During the eight-week program at Greenwich Hospital, the three nursing fellows shadowed seasoned nurses, becoming integral hands-on members of the cancer care teams in the Operating Room, Radiation, Chemotherapy Infusion, the Cancer Registry and Oncology Research. They also worked with nurse navigators and the Quality and Safety team.

“Our hope is that this fellowship provided these three vibrant, energetic young women with a unique exposure to the field of oncology nursing that will inform and guide them as they build their own nursing careers,” said Maria Marini, RN, program director, Oncology.

During the graduation ceremony, each student presented an evidence-based research project. Felicia Staropoli spoke about bereavement care and created a resource guide for families. “Children are often overlooked in grief,” she said, “and can develop behavioral issues without appropriate support.”

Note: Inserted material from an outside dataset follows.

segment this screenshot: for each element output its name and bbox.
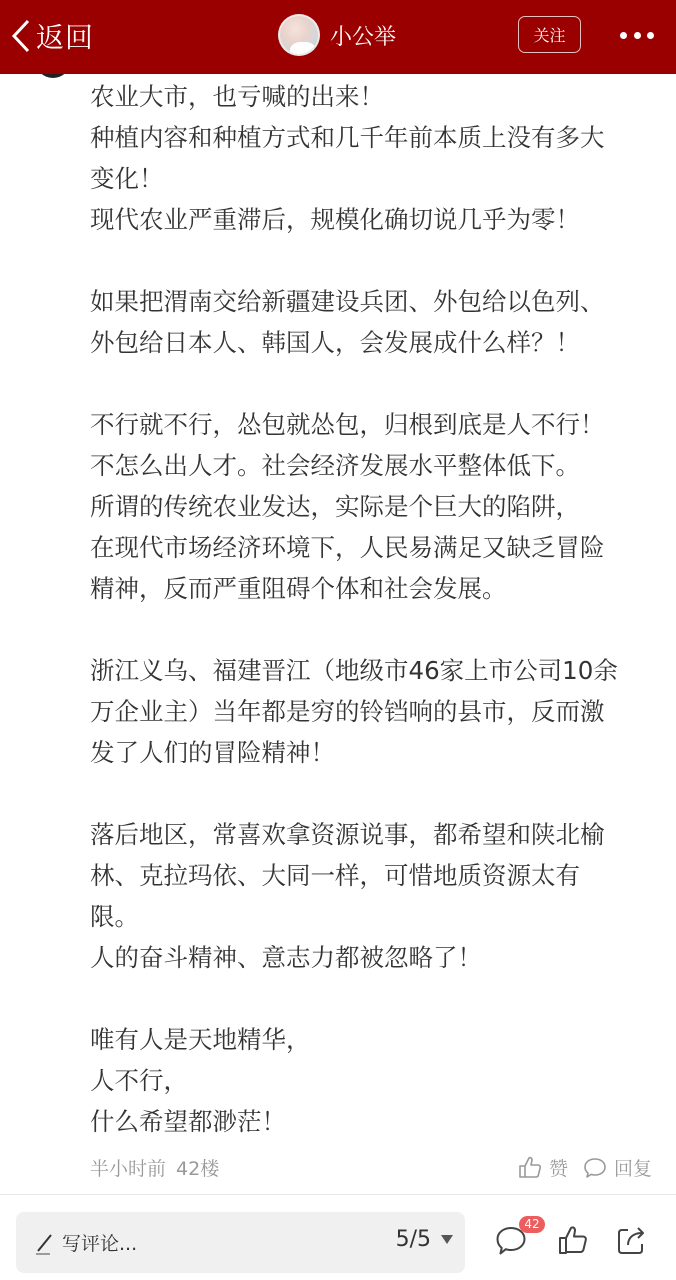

Kelly Marra focused on pain management for end-of-life patients, including the options and obstacles faced with the use of opioids. Emily Kopas discussed cancer survivorship and rehabilitation, noting that patients are survivors from the day of diagnosis and need to be encouraged to start rehabilitation immediately and continue through treatment and beyond.

Addressing the nursing fellows, Flynn said, “You are an extraordinarily talented group of students who are a credit to your families and to your nursing schools. You are going to make outstanding oncology nurses. Thanks to the wonderful staff and enthusiastic program mentors at Greenwich Hospital you are well equipped to provide excellent quality of care to your future patients and their families.”